Jonathan Handler, who serves on the student boards of the AEPi fraternity and Chabad on campus, told The Algemeiner, “I’m disappointed in the vote, but not shocked.”
“I’d like to think we could speak out and have our voices heard as Jewish students on the UC system’s most diverse campus,” said Handler, who actively campaigned against the motion. “But, the president of the Senate made it clear in his opening remarks last night that the only acceptable vote would be ‘Yes.'”
Giser told The Algemeiner that the resolution — which included a section “condemning administrative repression of pro-Palestinian activism” — was “short on facts, long on feelings.”
“There weren’t any citations to actual proof that Strauss gives money to the IDF. There was also no proof offered — and none that I could find independently — of UCR stifling pro-Palestinian students and their voices,” Giser said.
“Because the Student Senators are uneducated on the issues, they believe they were recognizing a way to make Palestinians more comfortable on campus.

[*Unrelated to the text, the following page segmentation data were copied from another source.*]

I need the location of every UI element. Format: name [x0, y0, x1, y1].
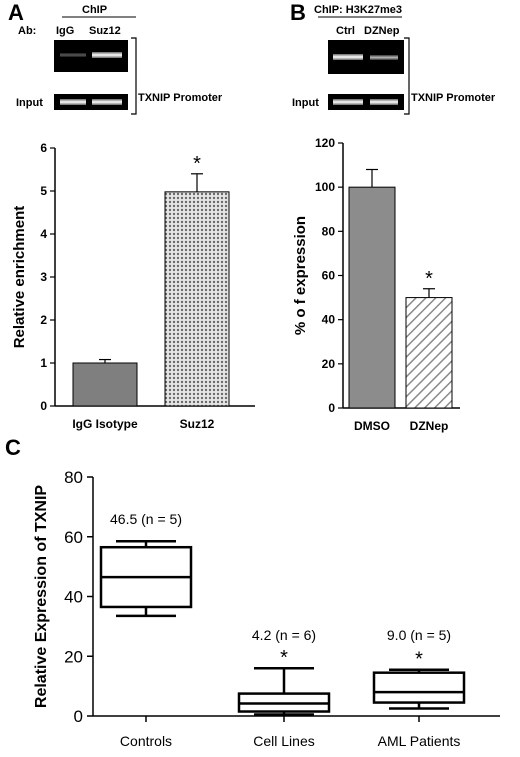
panel-a-input-band-2	[92, 99, 122, 105]
panel-a-promoter-label: TXNIP Promoter	[138, 92, 223, 104]
chart-b-significance-star: *	[425, 268, 433, 290]
chart-a-y-tick-label: 6	[40, 141, 47, 155]
chart-a-category-label: IgG Isotype	[72, 417, 138, 431]
panel-a-bracket	[131, 37, 137, 115]
chart-b-y-tick-label: 80	[322, 224, 336, 238]
panel-b-band-ctrl	[333, 54, 363, 60]
panel-b-input-label: Input	[292, 97, 319, 109]
chart-a-category-label: Suz12	[180, 417, 215, 431]
chart-c-y-tick-label: 80	[64, 468, 83, 487]
panel-b-input-band-1	[333, 99, 363, 105]
panel-b-label: B	[290, 0, 306, 25]
chart-c-category-label: AML Patients	[378, 733, 461, 749]
chart-c-annotation: 46.5 (n = 5)	[110, 511, 182, 527]
chart-b-y-tick-label: 100	[315, 180, 335, 194]
chart-b-category-label: DZNep	[410, 419, 449, 433]
chart-b-bar	[348, 186, 396, 409]
chart-c: 0 20 40 60 80 Controls 46.5 (n = 5) Cell Lines 4…	[33, 468, 500, 749]
panel-a-ab-label: Ab:	[18, 25, 36, 37]
panel-a-lane-igg: IgG	[56, 25, 74, 37]
panel-c-label: C	[5, 435, 21, 460]
panel-a-chip-title: ChIP	[82, 4, 107, 16]
panel-a-input-label: Input	[16, 97, 43, 109]
panel-b-bracket	[404, 37, 410, 115]
chart-a-bar	[164, 191, 230, 407]
chart-b-y-tick-label: 0	[328, 401, 335, 415]
panel-a-lane-suz12: Suz12	[89, 25, 121, 37]
panel-a-band-igg	[60, 53, 86, 57]
chart-c-significance-star: *	[415, 649, 423, 671]
chart-a: 0 1 2 3 4 5 6 IgG Isotype Suz12 * Relative enrichm…	[11, 141, 255, 431]
chart-a-significance-star: *	[193, 153, 201, 175]
chart-b-y-tick-label: 20	[322, 357, 336, 371]
chart-b-y-tick-label: 40	[322, 313, 336, 327]
chart-c-category-label: Cell Lines	[253, 733, 314, 749]
chart-c-annotation: 4.2 (n = 6)	[252, 627, 316, 643]
panel-b-chip-title: ChIP: H3K27me3	[314, 4, 402, 16]
chart-a-y-axis-title: Relative enrichment	[11, 206, 28, 349]
panel-a-gel-input	[54, 94, 128, 110]
panel-a-label: A	[8, 0, 24, 25]
chart-b-category-label: DMSO	[354, 419, 390, 433]
chart-c-category-label: Controls	[120, 733, 172, 749]
chart-a-y-tick-label: 3	[40, 270, 47, 284]
chart-b-y-axis-title: % o f expression	[292, 216, 309, 335]
chart-a-y-tick-label: 4	[40, 227, 47, 241]
chart-b-bar	[405, 297, 453, 409]
chart-c-y-axis-title: Relative Expression of TXNIP	[33, 485, 50, 709]
panel-b-promoter-label: TXNIP Promoter	[411, 92, 496, 104]
chart-c-annotation: 9.0 (n = 5)	[387, 627, 451, 643]
chart-c-y-tick-label: 60	[64, 528, 83, 547]
chart-b: 0 20 40 60 80 100 120 DMSO DZNep * % o f expressio…	[292, 136, 460, 433]
panel-b-lane-ctrl: Ctrl	[336, 25, 355, 37]
chart-c-y-tick-label: 0	[74, 707, 83, 726]
chart-c-significance-star: *	[280, 647, 288, 669]
chart-a-y-tick-label: 1	[40, 356, 47, 370]
chart-c-y-tick-label: 40	[64, 588, 83, 607]
panel-b-gel-input	[328, 94, 404, 110]
panel-b-input-band-2	[370, 99, 398, 105]
panel-a-band-suz12	[92, 52, 122, 58]
chart-a-bar	[72, 362, 138, 407]
panel-a-input-band-1	[60, 99, 86, 105]
panel-b-lane-dznep: DZNep	[364, 25, 400, 37]
chart-b-y-tick-label: 60	[322, 269, 336, 283]
panel-b-band-dznep	[370, 55, 398, 60]
chart-a-y-tick-label: 2	[40, 313, 47, 327]
chart-c-box	[372, 671, 466, 704]
chart-a-y-tick-label: 5	[40, 184, 47, 198]
chart-b-y-tick-label: 120	[315, 136, 335, 150]
chart-c-y-tick-label: 20	[64, 647, 83, 666]
chart-a-y-tick-label: 0	[40, 399, 47, 413]
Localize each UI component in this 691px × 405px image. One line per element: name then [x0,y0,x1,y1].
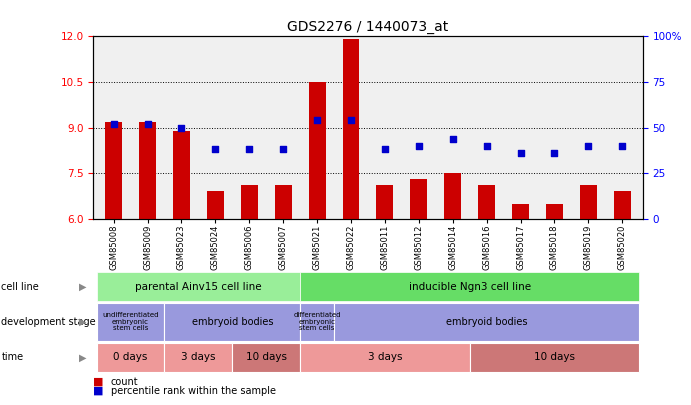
Bar [377,185,393,219]
Bar [580,185,597,219]
Text: differentiated
embryonic
stem cells: differentiated embryonic stem cells [294,313,341,331]
Bar [300,303,334,341]
Text: ■: ■ [93,377,104,387]
Bar [444,173,461,219]
Bar [232,343,300,372]
Bar [470,343,639,372]
Text: ▶: ▶ [79,317,87,327]
Point [108,121,119,127]
Point [481,143,492,149]
Text: percentile rank within the sample: percentile rank within the sample [111,386,276,396]
Bar [139,122,156,219]
Point [583,143,594,149]
Point [515,150,526,156]
Text: 10 days: 10 days [246,352,287,362]
Point [549,150,560,156]
Bar [343,39,359,219]
Bar [97,272,300,301]
Bar [164,303,300,341]
Text: cell line: cell line [1,281,39,292]
Bar [614,191,631,219]
Bar [207,191,224,219]
Point [617,143,628,149]
Point [346,117,357,124]
Text: 3 days: 3 days [368,352,402,362]
Bar [97,343,164,372]
Bar [240,185,258,219]
Point [142,121,153,127]
Point [210,146,221,153]
Point [413,143,424,149]
Text: undifferentiated
embryonic
stem cells: undifferentiated embryonic stem cells [102,313,159,331]
Point [278,146,289,153]
Point [176,124,187,131]
Bar [309,82,325,219]
Bar [300,343,470,372]
Point [379,146,390,153]
Text: 3 days: 3 days [181,352,216,362]
Bar [300,272,639,301]
Bar [334,303,639,341]
Bar [546,203,563,219]
Point [312,117,323,124]
Text: ▶: ▶ [79,281,87,292]
Text: parental Ainv15 cell line: parental Ainv15 cell line [135,281,262,292]
Bar [478,185,495,219]
Text: embryoid bodies: embryoid bodies [446,317,527,327]
Bar [410,179,427,219]
Bar [512,203,529,219]
Text: 10 days: 10 days [534,352,575,362]
Text: inducible Ngn3 cell line: inducible Ngn3 cell line [408,281,531,292]
Bar [275,185,292,219]
Text: count: count [111,377,138,387]
Point [244,146,255,153]
Bar [97,303,164,341]
Text: development stage: development stage [1,317,96,327]
Bar [164,343,232,372]
Text: embryoid bodies: embryoid bodies [191,317,273,327]
Text: ■: ■ [93,386,104,396]
Text: time: time [1,352,23,362]
Text: 0 days: 0 days [113,352,148,362]
Text: ▶: ▶ [79,352,87,362]
Point [447,135,458,142]
Title: GDS2276 / 1440073_at: GDS2276 / 1440073_at [287,20,448,34]
Bar [173,130,190,219]
Bar [105,122,122,219]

That was more important to them, ultimately, than intelligent inquiry — which is really unfortunate to see at an academic institution,” he added.
Rabbi Matisyahu Devlin, director of the school’s Chabad center, told The Algemeiner, “Our current plan of action is to increase the light on campus in this time of darkness.”
“We will renew our efforts to have kosher hot meals served in the dining halls,” Devlin said. “We are also planning to hold a weekly lunch and learn on campus, discussing various topics about Israel, including: the history and politics of its founding, the threats it faces and the good Israel does for the world.”
Supporters of the resolution celebrated on social media following their win, with one student writing on Twitter:
I swear to god if I catch any of y’all with sabra imma drop you and that nasty hummus so quick that you won’t be able to take the first bite
— jenin kiswani (@ja3aana) February 2, 2017
A UCR spokesperson told The Algemeiner, “The university has no plans to change brands offered for sale or consumption in its stores and dining facilities.”